Muhammed Han Şeybani 1507 yılında Horasan'ın büyük bir bölümünü fethettiğinde, devletinin sınırları Safevilerin sınırlarına bitişikti. Bu sınırlar birleşince aralarında siyasi ilişkiler başladı ve birbirlerine mektuplar gönderdiler. İlk mektubu gönderen Muhammed Han Şeybani oldu. Ancak bu mektup muhafaza edilmemiştir. Mektubun içeriğini Şah İsmail'in cevap mektubundan öğrenebiliyoruz. Mektubun asıl amacı, Muhammed Han Şeybani'nin Horasan seferindeki başarılarından ve Bediüzzaman Mirza'nın Şah İsmail'in sarayına sığınmasından duyduğu memnuniyetsizliği dile getirmekti. Şah İsmail Safevi mektuba 30 Temmuz 1508'de cevap verdi. Muhammed Han Şeybani ilk mektubunda, ele geçirdiği toprakların kendisine atalarından kaldığını, bu nedenle amacının bu topraklarda refah ve adaleti sağlamak olduğunu belirtmişti.
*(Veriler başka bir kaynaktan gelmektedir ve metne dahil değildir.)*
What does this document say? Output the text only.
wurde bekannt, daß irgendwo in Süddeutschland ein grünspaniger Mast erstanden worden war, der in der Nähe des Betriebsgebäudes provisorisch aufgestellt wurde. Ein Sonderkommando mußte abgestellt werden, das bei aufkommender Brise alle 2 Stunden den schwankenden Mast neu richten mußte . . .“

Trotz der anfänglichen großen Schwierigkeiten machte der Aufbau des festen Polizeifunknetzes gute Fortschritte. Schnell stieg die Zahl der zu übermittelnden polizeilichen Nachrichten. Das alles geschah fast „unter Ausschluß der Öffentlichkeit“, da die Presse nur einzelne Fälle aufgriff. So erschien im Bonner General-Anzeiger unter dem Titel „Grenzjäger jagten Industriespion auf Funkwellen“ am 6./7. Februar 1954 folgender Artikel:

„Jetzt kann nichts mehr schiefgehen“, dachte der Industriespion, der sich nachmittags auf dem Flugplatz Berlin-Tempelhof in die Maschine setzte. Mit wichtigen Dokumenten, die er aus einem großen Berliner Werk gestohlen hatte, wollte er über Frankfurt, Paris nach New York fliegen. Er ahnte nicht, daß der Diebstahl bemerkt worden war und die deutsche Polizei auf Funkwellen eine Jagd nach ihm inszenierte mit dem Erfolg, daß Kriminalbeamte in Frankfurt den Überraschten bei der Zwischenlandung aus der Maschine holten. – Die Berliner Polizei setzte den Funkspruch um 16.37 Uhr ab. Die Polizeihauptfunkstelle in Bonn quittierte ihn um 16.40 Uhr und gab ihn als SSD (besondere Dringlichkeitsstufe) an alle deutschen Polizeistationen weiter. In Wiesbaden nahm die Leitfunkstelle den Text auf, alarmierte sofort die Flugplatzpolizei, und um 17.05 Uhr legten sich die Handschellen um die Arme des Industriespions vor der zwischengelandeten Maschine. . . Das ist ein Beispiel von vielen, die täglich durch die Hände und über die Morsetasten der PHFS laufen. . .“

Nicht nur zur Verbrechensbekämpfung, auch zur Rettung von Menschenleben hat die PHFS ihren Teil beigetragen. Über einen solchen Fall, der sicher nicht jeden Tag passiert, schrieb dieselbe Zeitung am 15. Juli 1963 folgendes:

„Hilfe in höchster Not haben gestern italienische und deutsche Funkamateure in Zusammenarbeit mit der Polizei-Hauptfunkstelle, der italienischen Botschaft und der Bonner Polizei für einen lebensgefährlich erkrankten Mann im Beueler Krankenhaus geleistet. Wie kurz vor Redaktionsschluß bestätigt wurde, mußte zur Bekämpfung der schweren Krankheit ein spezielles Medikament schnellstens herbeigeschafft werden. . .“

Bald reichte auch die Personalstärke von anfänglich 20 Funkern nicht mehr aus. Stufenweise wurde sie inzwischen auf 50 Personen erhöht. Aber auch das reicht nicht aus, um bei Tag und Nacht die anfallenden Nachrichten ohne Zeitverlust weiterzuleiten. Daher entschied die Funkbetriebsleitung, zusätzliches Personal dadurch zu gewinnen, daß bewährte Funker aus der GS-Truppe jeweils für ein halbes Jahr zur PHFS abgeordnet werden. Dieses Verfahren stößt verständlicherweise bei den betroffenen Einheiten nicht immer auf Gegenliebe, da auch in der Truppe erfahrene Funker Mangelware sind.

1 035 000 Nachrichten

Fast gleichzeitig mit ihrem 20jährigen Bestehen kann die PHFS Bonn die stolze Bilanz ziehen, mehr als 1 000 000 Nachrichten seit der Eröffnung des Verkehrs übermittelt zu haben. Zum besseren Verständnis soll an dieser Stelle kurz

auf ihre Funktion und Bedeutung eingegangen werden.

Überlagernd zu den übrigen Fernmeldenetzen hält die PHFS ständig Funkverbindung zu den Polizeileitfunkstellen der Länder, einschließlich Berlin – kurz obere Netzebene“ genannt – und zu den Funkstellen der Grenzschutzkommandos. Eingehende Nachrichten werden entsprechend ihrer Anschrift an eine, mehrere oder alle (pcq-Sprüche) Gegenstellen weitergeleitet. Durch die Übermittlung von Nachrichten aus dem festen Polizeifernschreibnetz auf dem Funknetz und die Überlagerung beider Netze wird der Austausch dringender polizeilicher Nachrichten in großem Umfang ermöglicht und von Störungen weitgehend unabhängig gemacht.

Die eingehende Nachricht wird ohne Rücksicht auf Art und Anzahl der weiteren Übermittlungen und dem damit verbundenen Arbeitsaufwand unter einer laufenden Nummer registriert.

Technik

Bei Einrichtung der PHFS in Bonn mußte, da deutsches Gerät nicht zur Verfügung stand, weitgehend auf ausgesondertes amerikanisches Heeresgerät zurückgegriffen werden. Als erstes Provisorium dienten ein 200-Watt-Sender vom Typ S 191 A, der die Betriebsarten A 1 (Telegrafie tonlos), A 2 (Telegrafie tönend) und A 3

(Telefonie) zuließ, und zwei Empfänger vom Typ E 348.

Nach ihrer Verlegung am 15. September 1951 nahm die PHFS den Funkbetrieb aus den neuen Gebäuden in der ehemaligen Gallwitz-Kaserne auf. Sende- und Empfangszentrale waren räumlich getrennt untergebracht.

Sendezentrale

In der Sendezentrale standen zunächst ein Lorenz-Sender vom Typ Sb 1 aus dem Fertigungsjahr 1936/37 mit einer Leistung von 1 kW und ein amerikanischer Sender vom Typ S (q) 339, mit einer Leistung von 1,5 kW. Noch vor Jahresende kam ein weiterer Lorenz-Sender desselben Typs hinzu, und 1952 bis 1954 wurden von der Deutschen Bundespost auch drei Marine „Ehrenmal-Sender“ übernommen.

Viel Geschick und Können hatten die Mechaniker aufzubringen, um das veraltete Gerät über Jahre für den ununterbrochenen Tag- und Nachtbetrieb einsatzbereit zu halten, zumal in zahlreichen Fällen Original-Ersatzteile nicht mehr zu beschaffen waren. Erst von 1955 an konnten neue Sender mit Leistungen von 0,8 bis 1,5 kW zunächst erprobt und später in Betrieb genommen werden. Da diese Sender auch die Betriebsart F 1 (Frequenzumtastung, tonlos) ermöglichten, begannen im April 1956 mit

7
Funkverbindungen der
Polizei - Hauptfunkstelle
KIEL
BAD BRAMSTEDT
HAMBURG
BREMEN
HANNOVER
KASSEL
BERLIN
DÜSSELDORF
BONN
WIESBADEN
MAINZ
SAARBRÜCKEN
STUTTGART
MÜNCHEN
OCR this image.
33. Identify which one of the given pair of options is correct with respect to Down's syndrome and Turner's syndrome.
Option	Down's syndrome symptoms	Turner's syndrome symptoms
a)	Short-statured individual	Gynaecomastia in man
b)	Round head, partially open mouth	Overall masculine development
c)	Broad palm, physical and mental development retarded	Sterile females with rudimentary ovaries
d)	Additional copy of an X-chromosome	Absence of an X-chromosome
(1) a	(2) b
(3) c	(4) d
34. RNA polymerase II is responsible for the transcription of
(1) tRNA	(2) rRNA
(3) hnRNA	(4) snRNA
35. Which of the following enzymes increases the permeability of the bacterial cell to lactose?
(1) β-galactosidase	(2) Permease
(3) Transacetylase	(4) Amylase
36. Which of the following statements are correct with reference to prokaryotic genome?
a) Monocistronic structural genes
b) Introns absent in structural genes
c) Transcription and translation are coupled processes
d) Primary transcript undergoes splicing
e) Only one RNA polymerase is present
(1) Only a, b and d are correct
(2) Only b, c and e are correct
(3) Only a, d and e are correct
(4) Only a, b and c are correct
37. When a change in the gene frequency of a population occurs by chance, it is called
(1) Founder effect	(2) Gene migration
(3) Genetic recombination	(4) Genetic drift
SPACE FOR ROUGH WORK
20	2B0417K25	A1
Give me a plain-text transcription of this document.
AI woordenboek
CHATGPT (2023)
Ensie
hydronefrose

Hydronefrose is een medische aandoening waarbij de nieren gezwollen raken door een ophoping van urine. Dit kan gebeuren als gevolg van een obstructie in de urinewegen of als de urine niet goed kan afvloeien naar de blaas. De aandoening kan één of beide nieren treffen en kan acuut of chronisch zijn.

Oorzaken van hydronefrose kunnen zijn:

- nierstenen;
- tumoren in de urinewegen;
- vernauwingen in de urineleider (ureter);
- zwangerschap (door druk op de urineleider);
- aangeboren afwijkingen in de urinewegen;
Muhammed Han Şeybani mektubunda Horasan'ın kendisine ait olduğunu açıkça beyan etti ve İsmail Safevi'nin bu topraklar üzerindeki iddialarından vazgeçmesini talep etti. Ayrıca, Muhammed Han Şeybani Şah İsmail'in yönetimi altındaki topraklardaki camileri, medreseleri ve diğer binaları onarmak ve hac yolculuğunu kolaylaştırmak için Mekke ve Medine'ye giden yolları iyileştirmek için yetenekli mühendisler ve zanaatkarlar göndermesini talep etti.
Şah İsmail cevabında önce Han'ın mektubunu aldığını ve Han'ın isteklerinden haberdar olduğunu belirtti ve ardından iki ülke arasında seyahat eden gezginlerden Muhammed Han Şeybani'nin kendisine düşman olduğunu duyduğunu yazdı. Bu bilgiye inanmasa da Han'a geçmişteki dostluklarını hatırlattı ve ikisinin de aynı Allah'a ve Peygambere inandığını ekledi.
Şah'ın böylesine sakin bir cevap yazmasının sebebi, o sırada Muhammed Han Şeybani ile bir mücadeleye girmek istememesiydi; çünkü o sıralarda Şah İsmail, İran topraklarını tamamen birleştirmek ve göçebe Türkmen aşiretlerini boyunduruğu altına almakla meşguldü.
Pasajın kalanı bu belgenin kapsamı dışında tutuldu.